Mono-repos vs Multi-repos ❚ Stories, essays, learning, and other considerations

Faced with a new project where a team has to set up a code repository, or faced with a project that grows and diversifies, we have to decide whether a single repo can suit all our needs or if we should split our code into several repos.

Discussions about the pros and cons of both are numerous, and extreme examples of prominent companies with huge mono repos abound.

I was recently asked what I thought about this. My opinion has changed over the years, and as for many topics at some point the answer becomes what it should have been from the start: “it depends”.

Indeed, it’s not worth a general debate on the merits of both (they both have merits). It’s better to discuss a specific situation. The important aspect is to choose what is best for your project, your team. You have a unique context and should not feel forced to map the decisions of other projects or other companies (even well-known companies).

How can I decide ?

There’s an overhead with having multiple repos because it’s harder to integrate them together (coordinated releases, publishing artifacts, testing across several repos, etc). Therefore, as long as you can get by with only one repo it’s great.

At some point, it won’t be that great any more. Usually, because different parts of the repo have different life cycles. At that point, you can consider splitting your repo.

It’s a decision that must be taken after carefully dissecting your context; analyzing the problems you are facing and how well they would be solved by splitting your repository.

How can I know that I have different life cycles for my components ?
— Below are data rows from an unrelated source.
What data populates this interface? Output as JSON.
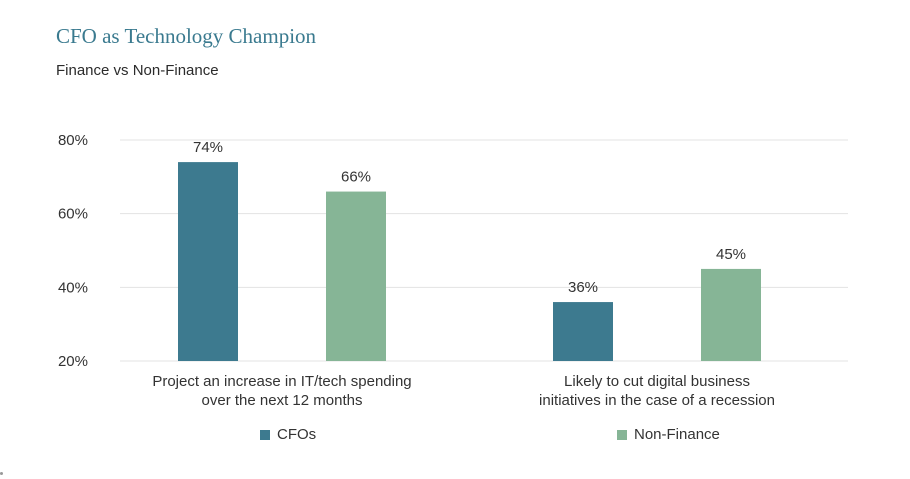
{
  "header": {
    "title": "CFO as Technology Champion",
    "subtitle": "Finance vs Non-Finance"
  },
  "colors": {
    "cfo": "#3d7a8f",
    "non_finance": "#86b596",
    "grid": "#e3e3e3",
    "text": "#333333"
  },
  "chart_data": {
    "type": "bar",
    "title": "CFO as Technology Champion",
    "subtitle": "Finance vs Non-Finance",
    "categories": [
      "Project an increase in IT/tech spending over the next 12 months",
      "Likely to cut digital business initiatives in the case of a recession"
    ],
    "category_lines": [
      [
        "Project an increase in IT/tech spending",
        "over the next 12 months"
      ],
      [
        "Likely to cut digital business",
        "initiatives in the case of a recession"
      ]
    ],
    "series": [
      {
        "name": "CFOs",
        "values": [
          74,
          36
        ],
        "labels": [
          "74%",
          "36%"
        ]
      },
      {
        "name": "Non-Finance",
        "values": [
          66,
          45
        ],
        "labels": [
          "66%",
          "45%"
        ]
      }
    ],
    "y_ticks": [
      "20%",
      "40%",
      "60%",
      "80%"
    ],
    "y_tick_values": [
      20,
      40,
      60,
      80
    ],
    "ylim": [
      20,
      80
    ],
    "grid": true,
    "legend_position": "bottom",
    "legend": [
      "CFOs",
      "Non-Finance"
    ]
  }
}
I find it difficult to come up with a general rule. Here are examples:

When the changes, most often than not, do not happen together.
When it leads to extremely complicated pipelines in your CI.
When you want un-synchronize the releases of your components (for example if there is a need to support several versions of a component)
When a component happens to have several use cases out of the original one and becomes a shared resource / dependency.
When responsibilities for part of the code changes team

Mostly, rather than trying to follow those examples, it’s better to get a feel for it yourself. Trust me, you’ll know when you have to split :).

The cost of splitting

You should be acutely aware of the substantial overhead of having several repos; keep your single repo as long as you can.

At some point, splitting will be the right decision. Still, it will inevitably complicate your life. For example, any change in the “public interface” of any of the projects will require at least one other MR in another project to synchronize the changes (or a later MR to bump a version somewhere). As long as you have a single repository, project-wide changes can be done atomically, which makes things easier.

This is not to say that there is a bad choice here, of course. What I’m saying is that there’s an inevitable overhead in having several repos, whether it’s integration, project-wide changes, deciding where to put the documentation and so forth… There will be an overhead.

Consequently, there has to be something compensating that overhead, otherwise it’s an unnecessary cost (that can be lived with, but could have been avoided).

It’s what happened for a few projects I worked on. In one case, we started with a single repo and at some point needed to split it. It became 2, 3, 5… We now have around ~15 I think. In other words: sometimes it’s worth it. You’ll probably know when it gets to that point, because it becomes obvious that your current situation is not tenable any more.

Once you have switched to having several repos, adding one does not increase the overhead significantly – the overhead is already there.

I’m using git; what about sub-modules ?

I was asked also if sub-modules were an option. They are, of course – though personally I’ve had bad experiences with them and try to avoid using them. It might very well be because I never learned to use them proficiently – but from what I can see on projects I encounter on github, most people avoid them as much as I do.

I prefer having controlled dependencies going through a dependency manager. Most language ecosystems have decent tooling for dependency management; using those brings more consistency. Often they can even fetch dependencies directly from git repos; making them similar to the concept of git’s sub-modules.